Proactivity is a completely different product category. Every tool we compared Apex to — calendars, task managers, AI assistants — is reactive. You go to them. Building something that comes to you, that tells you things before you ask, requires a completely different design philosophy. The user isn't navigating. They're receiving. That changes everything: the information hierarchy, the interaction model, the tone of the copy, the pace of the experience. Cross-domain synthesis is where AI earns its place. Single-domain AI features — an AI that writes emails, an AI that schedules meetings — are impressive but incremental. The moment Apex connects your sleep data to your schedule to your finance calendar to surface one specific insight you couldn't have found yourself, that's when AI stops being a feature and starts being a product. The synthesis is the product. MeDo's multi-turn context is genuinely compounding. The most valuable discovery about MeDo was how much better the output got as the session progressed. By conversation 10, MeDo understood our design system, component naming conventions, data structures, and API patterns without being reminded. The later prompts produced dramatically better output for less input. Keeping one long session rather than starting fresh each time was the single biggest productivity unlock. Morning is the highest-leverage moment in a person's day. If you can influence how someone starts their morning — what they know, how they feel, what they focus on — you influence their entire day. That's why the morning brief format is so powerful, and why Apex becoming a daily habit happens faster than almost any other app category. The ritual creates the retention.

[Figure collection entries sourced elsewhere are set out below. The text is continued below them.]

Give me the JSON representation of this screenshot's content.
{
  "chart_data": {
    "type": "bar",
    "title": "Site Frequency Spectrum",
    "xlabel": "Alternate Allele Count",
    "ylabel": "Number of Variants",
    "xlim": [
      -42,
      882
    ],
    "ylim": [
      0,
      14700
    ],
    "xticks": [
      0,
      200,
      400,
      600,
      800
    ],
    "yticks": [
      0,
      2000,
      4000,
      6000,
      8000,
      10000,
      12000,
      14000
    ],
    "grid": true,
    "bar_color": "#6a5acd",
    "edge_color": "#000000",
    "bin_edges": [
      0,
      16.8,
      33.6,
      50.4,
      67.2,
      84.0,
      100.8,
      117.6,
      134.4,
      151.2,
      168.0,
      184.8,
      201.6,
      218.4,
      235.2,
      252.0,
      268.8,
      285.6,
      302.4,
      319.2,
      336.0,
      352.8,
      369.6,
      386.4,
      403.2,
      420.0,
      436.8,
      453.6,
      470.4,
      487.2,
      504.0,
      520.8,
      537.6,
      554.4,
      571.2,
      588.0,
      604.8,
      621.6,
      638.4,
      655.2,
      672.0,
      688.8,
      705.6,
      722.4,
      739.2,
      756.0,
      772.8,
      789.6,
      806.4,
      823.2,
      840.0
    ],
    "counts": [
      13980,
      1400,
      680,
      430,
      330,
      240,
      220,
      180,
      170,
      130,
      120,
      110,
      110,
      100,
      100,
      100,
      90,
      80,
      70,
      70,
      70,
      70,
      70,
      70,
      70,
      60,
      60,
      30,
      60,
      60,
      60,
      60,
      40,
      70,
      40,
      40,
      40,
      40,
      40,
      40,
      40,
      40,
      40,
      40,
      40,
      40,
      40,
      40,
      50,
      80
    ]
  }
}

What's next for Apex — Your Personal Morning Intelligence

Slack and WhatsApp integration — the two major communication channels currently missing from the context graph. Adding them makes the Anticipation Feed dramatically more complete, especially for users whose most important conversations don't happen over email. Learned energy model — the current energy curve is based on sleep data and a morning check-in. With 30 days of usage data, Apex can learn each user's actual cognitive patterns: when they do their best work, how long their focus blocks tend to last, how meeting-heavy days affect afternoon output. The model improves with every week of use. Family and household intelligence — shared context for couples and families: one household brief that covers the whole family's schedule, who's picking up the kids, shared bills, and anniversary reminders that both partners see. This is the natural expansion from personal to household, and it's the path to the Family plan tier. Native mobile app — the morning brief and check-in are fundamentally mobile-first experiences. A native iOS and Android app with a home screen widget showing today's brief summary and a lock-screen notification that plays the audio brief the moment the alarm goes off. Apex for Teams — a shared intelligence layer for small teams and startups. Apex knows who on the team owes what to whom, which projects are at risk, who hasn't shipped in a while, and what the team's collective focus should be this week. The Monday morning team brief, delivered to everyone. The long-term vision is to become the morning layer that sits beneath every other app — the one source of truth for what matters today, powered by everything you already use. Apple tried with Apple Intelligence. Google tried with Assistant. Neither built the daily brief. Apex builds it first, as a standalone app, and grows from there.